Installation in EuroHPC systems

Warning

These instructions may be outdated and were last updated in 2023.

Here are instructions for accessing the EuroHPC system, setting up the Python environment and running jobs. Please follow the instructions for the HPC system that will be used during the workshop that you are attending.

Thanks to IZUM in Slovenia we will have an allocation on the petascale Vega EuroHPC system for the duration of the workshop. The sustained and peak performance of Vega is 6.9 petaflops and 10.1 petaflops, respectively.

Architecture:

Vega has both GPU and CPU partititions:

  • CPU partition: Each node has two AMD Epyc 7H12 CPUs, each with 64 cores. 768 nodes with 256 GB, 192 nodes with 1 TB of RAM DDR4-3200, local 1.92 TB M.2 SSD.

  • GPU partition: Each node has 4 GPUs NVidia A100 with 40 GB HBMI2 and two AMD Epyc 7H12 CPUs. In total 60 nodes with 512 GB of RAM DDR4-3200, local 1.92 TB M.2 SSD

Software on the cluster is available through a module system. First load the Anaconda module to get access to the conda package manager:

$ #check available Anaconda modules:
$ ml av Anaconda3
$ ml add Anaconda3/2020.11

To be able to create conda environments in your home directory you need to initialize it. The following command adds the necessary configuration to your .bashrc file:

$ conda init bash

You now need to either log in to the cluster again or start a new shell session by typing bash:

$ bash

Now, either create a new environment with all required dependencies or activate a pre-existing environment created in a directory you have access to:

$ conda env create -f https://raw.githubusercontent.com/ENCCS/hpda-python/main/content/env/environment.yml

The installation can take several minutes. Now activate the environment by:

$ conda activate pyhpda

mpi4py

Additional steps are required to use mpi4py since the Python package needs to be linked with the system’s MPI libraries.

To use mpi4py you need to load a module which contains MPI libraries and then install mpi4py using pip:

$ ml add foss/2020b
$ CC=gcc MPICC=mpicc python3 -m pip install mpi4py --no-binary=mpi4py

Running jobs

Resources can be allocated both through batch jobs (submitting a script to the scheduler) and interactively. You will need to provide a project ID when asking for an allocation. To find out what projects you belong to on the cluster, type:

$ sacctmgr -p show associations user=$USER

The second column of the output contains the project ID.

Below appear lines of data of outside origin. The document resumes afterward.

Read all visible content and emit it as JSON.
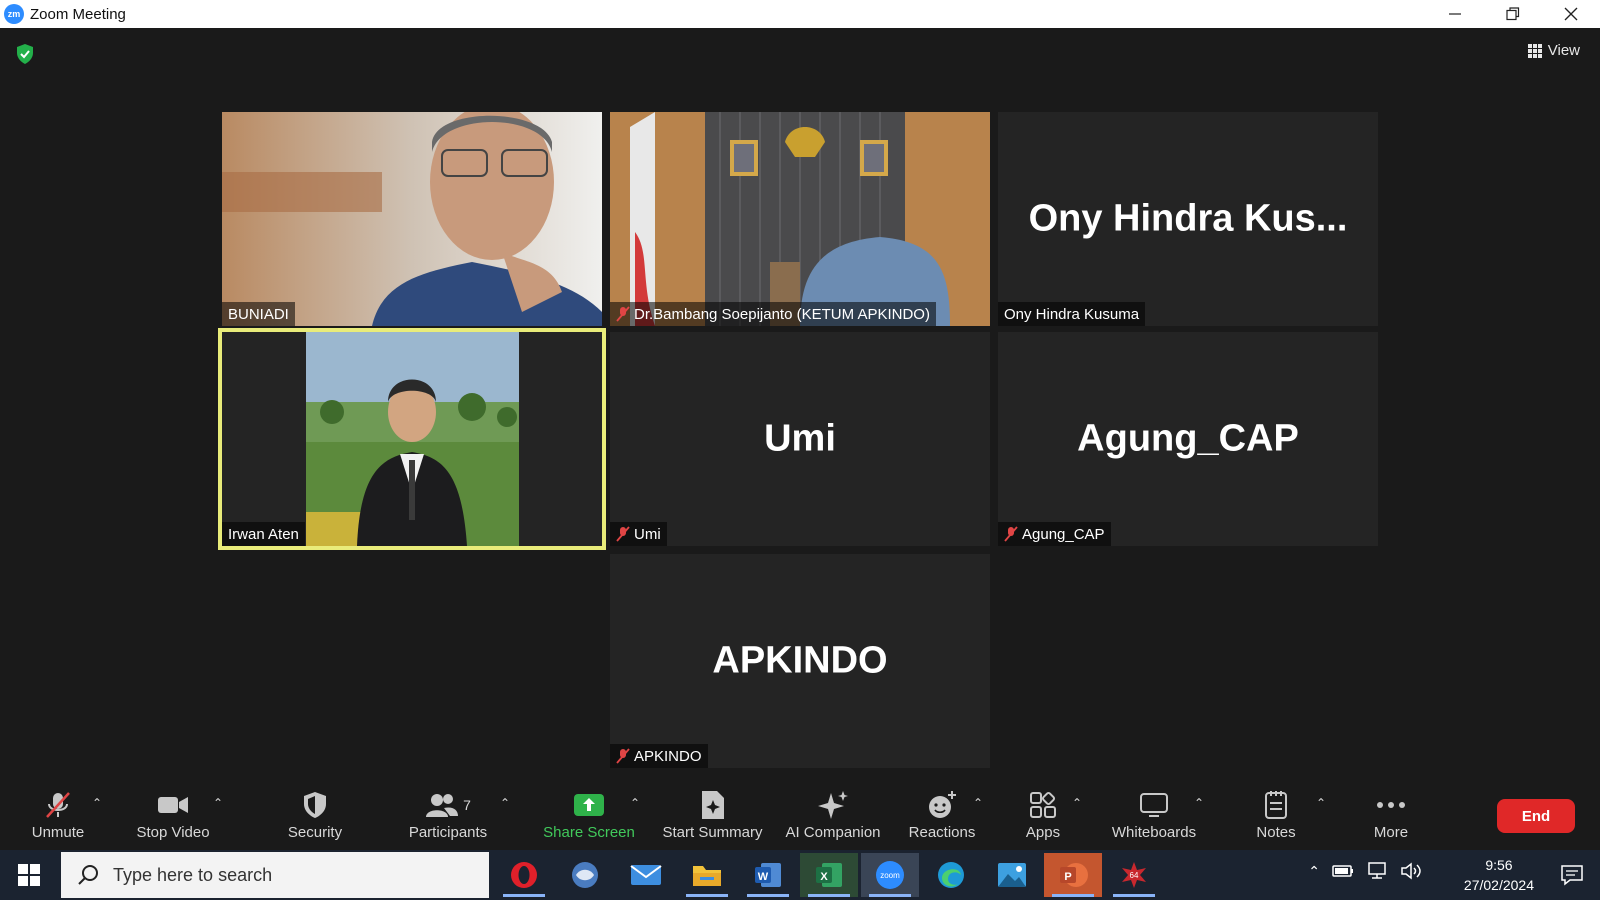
{
  "window": {
    "app_logo": "zm",
    "title": "Zoom Meeting",
    "minimize_icon": "minimize-icon",
    "restore_icon": "restore-icon",
    "close_icon": "close-icon"
  },
  "meeting": {
    "security_indicator": "shield-check-icon",
    "view_label": "View"
  },
  "tiles": [
    {
      "id": "buniadi",
      "label": "BUNIADI",
      "big_name": "",
      "muted": false,
      "has_video": true,
      "active": false
    },
    {
      "id": "bambang",
      "label": "Dr.Bambang Soepijanto (KETUM APKINDO)",
      "big_name": "",
      "muted": true,
      "has_video": true,
      "active": false
    },
    {
      "id": "ony",
      "label": "Ony Hindra Kusuma",
      "big_name": "Ony  Hindra  Kus...",
      "muted": false,
      "has_video": false,
      "active": false
    },
    {
      "id": "irwan",
      "label": "Irwan Aten",
      "big_name": "",
      "muted": false,
      "has_video": true,
      "active": true
    },
    {
      "id": "umi",
      "label": "Umi",
      "big_name": "Umi",
      "muted": true,
      "has_video": false,
      "active": false
    },
    {
      "id": "agung",
      "label": "Agung_CAP",
      "big_name": "Agung_CAP",
      "muted": true,
      "has_video": false,
      "active": false
    },
    {
      "id": "apkindo",
      "label": "APKINDO",
      "big_name": "APKINDO",
      "muted": true,
      "has_video": false,
      "active": false
    }
  ],
  "toolbar": {
    "unmute": "Unmute",
    "stop_video": "Stop Video",
    "security": "Security",
    "participants": "Participants",
    "participants_count": "7",
    "share_screen": "Share Screen",
    "start_summary": "Start Summary",
    "ai_companion": "AI Companion",
    "reactions": "Reactions",
    "apps": "Apps",
    "whiteboards": "Whiteboards",
    "notes": "Notes",
    "more": "More",
    "end": "End"
  },
  "taskbar": {
    "search_placeholder": "Type here to search",
    "apps": [
      "opera-icon",
      "app-icon",
      "mail-icon",
      "file-explorer-icon",
      "word-icon",
      "excel-icon",
      "zoom-icon",
      "edge-icon",
      "photos-icon",
      "powerpoint-icon",
      "app-badge-icon"
    ],
    "zoom_label": "zoom",
    "badge_label": "64",
    "time": "9:56",
    "date": "27/02/2024"
  },
  "colors": {
    "share_green": "#41c95b",
    "end_red": "#e02828",
    "active_border": "#e9ec7a",
    "tile_bg": "#242424"
  }
}
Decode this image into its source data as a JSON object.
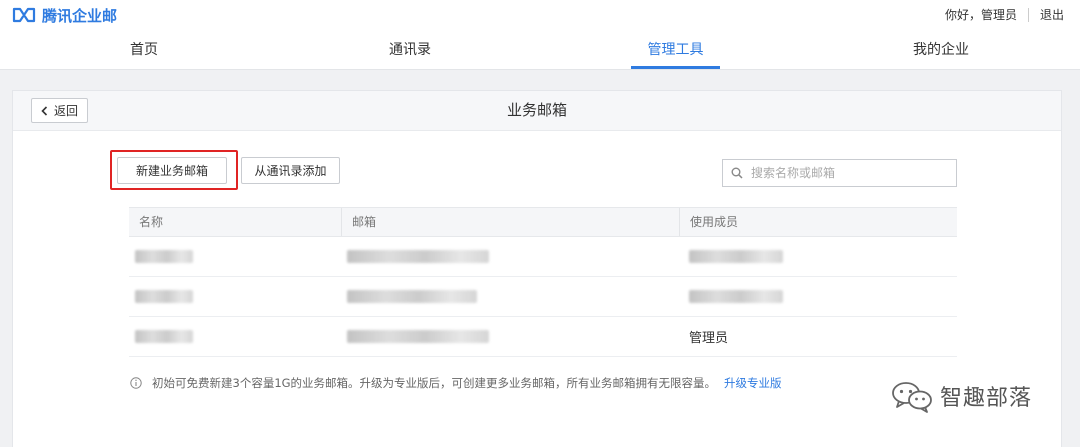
{
  "brand": {
    "name": "腾讯企业邮",
    "color": "#2f7be0"
  },
  "user": {
    "greeting": "你好，管理员",
    "logout": "退出"
  },
  "nav": {
    "items": [
      {
        "label": "首页"
      },
      {
        "label": "通讯录"
      },
      {
        "label": "管理工具",
        "active": true
      },
      {
        "label": "我的企业"
      }
    ]
  },
  "panel": {
    "back_label": "返回",
    "title": "业务邮箱",
    "new_button": "新建业务邮箱",
    "add_from_contacts": "从通讯录添加",
    "search_placeholder": "搜索名称或邮箱"
  },
  "table": {
    "columns": [
      "名称",
      "邮箱",
      "使用成员"
    ],
    "rows": [
      {
        "name": "",
        "email": "",
        "members": ""
      },
      {
        "name": "",
        "email": "",
        "members": ""
      },
      {
        "name": "",
        "email": "",
        "members": "管理员"
      }
    ]
  },
  "note": {
    "text": "初始可免费新建3个容量1G的业务邮箱。升级为专业版后，可创建更多业务邮箱，所有业务邮箱拥有无限容量。",
    "link": "升级专业版"
  },
  "watermark": {
    "text": "智趣部落"
  },
  "colors": {
    "accent": "#2f7be0",
    "highlight": "#e02424"
  },
  "icons": [
    "brand-logo-icon",
    "chevron-left-icon",
    "search-icon",
    "info-icon",
    "wechat-icon"
  ]
}
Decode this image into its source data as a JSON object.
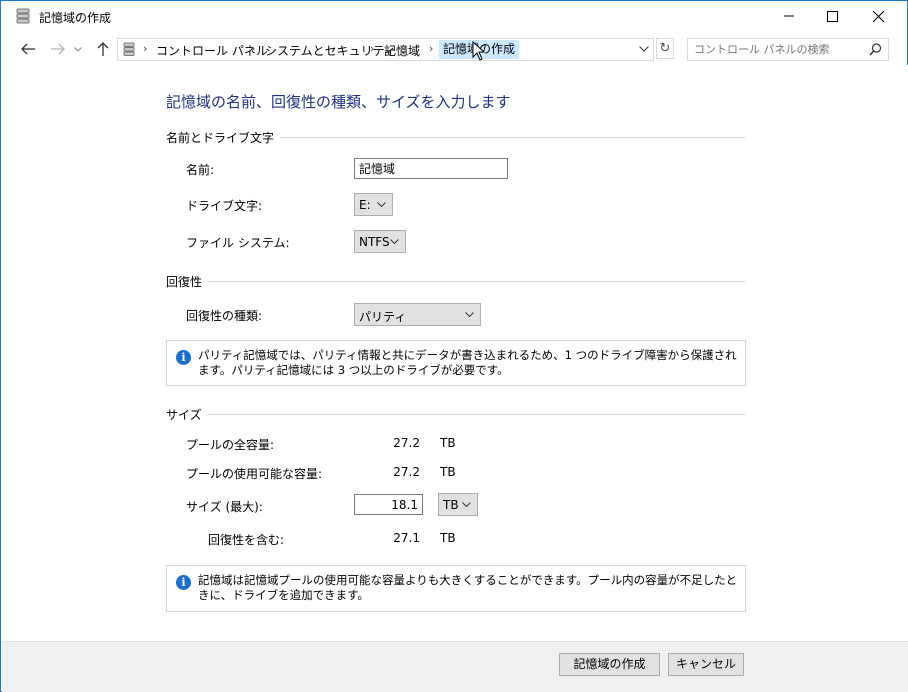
{
  "window": {
    "title": "記憶域の作成"
  },
  "navigation": {
    "back_icon": "back-arrow-icon",
    "forward_icon": "forward-arrow-icon",
    "up_icon": "up-arrow-icon",
    "breadcrumb": [
      "コントロール パネル",
      "システムとセキュリティ",
      "記憶域",
      "記憶域の作成"
    ],
    "search_placeholder": "コントロール パネルの検索"
  },
  "page": {
    "heading": "記憶域の名前、回復性の種類、サイズを入力します",
    "name_section": {
      "title": "名前とドライブ文字",
      "name_label": "名前:",
      "name_value": "記憶域",
      "drive_label": "ドライブ文字:",
      "drive_value": "E:",
      "fs_label": "ファイル システム:",
      "fs_value": "NTFS"
    },
    "resiliency_section": {
      "title": "回復性",
      "type_label": "回復性の種類:",
      "type_value": "パリティ",
      "info": "パリティ記憶域では、パリティ情報と共にデータが書き込まれるため、1 つのドライブ障害から保護されます。パリティ記憶域には 3 つ以上のドライブが必要です。"
    },
    "size_section": {
      "title": "サイズ",
      "total_label": "プールの全容量:",
      "total_value": "27.2",
      "total_unit": "TB",
      "available_label": "プールの使用可能な容量:",
      "available_value": "27.2",
      "available_unit": "TB",
      "max_label": "サイズ (最大):",
      "max_value": "18.1",
      "max_unit": "TB",
      "incl_label": "回復性を含む:",
      "incl_value": "27.1",
      "incl_unit": "TB",
      "info": "記憶域は記憶域プールの使用可能な容量よりも大きくすることができます。プール内の容量が不足したときに、ドライブを追加できます。"
    }
  },
  "footer": {
    "create_label": "記憶域の作成",
    "cancel_label": "キャンセル"
  },
  "colors": {
    "heading": "#1e3287",
    "info_icon": "#1c70c8",
    "window_border": "#1979ca",
    "crumb_highlight": "#cce8ff"
  }
}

Vega uses the SLURM scheduler. Use the following command to allocate one interactive node with 8 cores for 1 hour in the CPU partition. If there is a reservation on the cluster for the workshop, add --reservation=RESERVATIONNAME to the command.

$ salloc -N 1 --ntasks-per-node=8 --ntasks-per-core=1 -A <PROJECT-ID> --partition=cpu  -t 01:00:00

To instead book a GPU node, type (again adding reservation flag if relevant):

$ salloc -N 1 --ntasks-per-node=1 --ntasks-per-core=1 -A <PROJECT-ID> --partition=gpu --gres=gpu:1 --cpus-per-task 1 -t 01:00:00

Running Jupyter

The following procedure starts a Jupyter-Lab server on a compute node, creates an SSH tunnel from your local machine to the compute node, and then connects to the remote Jupyter-Lab server from your browser.

First make sure to follow the above instructions to:

  • Allocate an interactive compute node for a sufficiently long time

  • Switch to the pyhpda conda environment.

After allocating an interactive node you will see the name of the node in the output.

After allocating an interactive node you will see the name of the node in the output, e.g. salloc: Nodes cn0709 are ready for job.

You now need to ssh to that node, switch to the pyhpda conda environment, and start the Jupyter-Lab server on a particular port (choose one between 8000 and 9000) and IP address (the name of the compute node). Also load a module containing OpenMPI to have access to MPI inside Jupyter:

$ ssh cn0709
$ conda activate pyhpda
$ ml add foss/2021b
$ jupyter-lab --no-browser --port=8123 --ip=cn0709

Now create an SSH tunnel from a new terminal on your local machine to the correct port and IP:

$ ssh -TN -f YourUsername@login.vega.izum.si -L localhost:8123:cn0709:8123 -L localhost:8787:cn0709:8787

Go back to the terminal running Jupyter-Lab on the compute node, and copy-paste the URL starting with 127.0.0.1 which contains a long token into your local browser. If that does not work, try replacing 127.0.0.1 with localhost.

If everything is working as it should, you should now be able to create a new Jupyter notebook in your browser which is connected to the compute node and the pyhpda conda environment.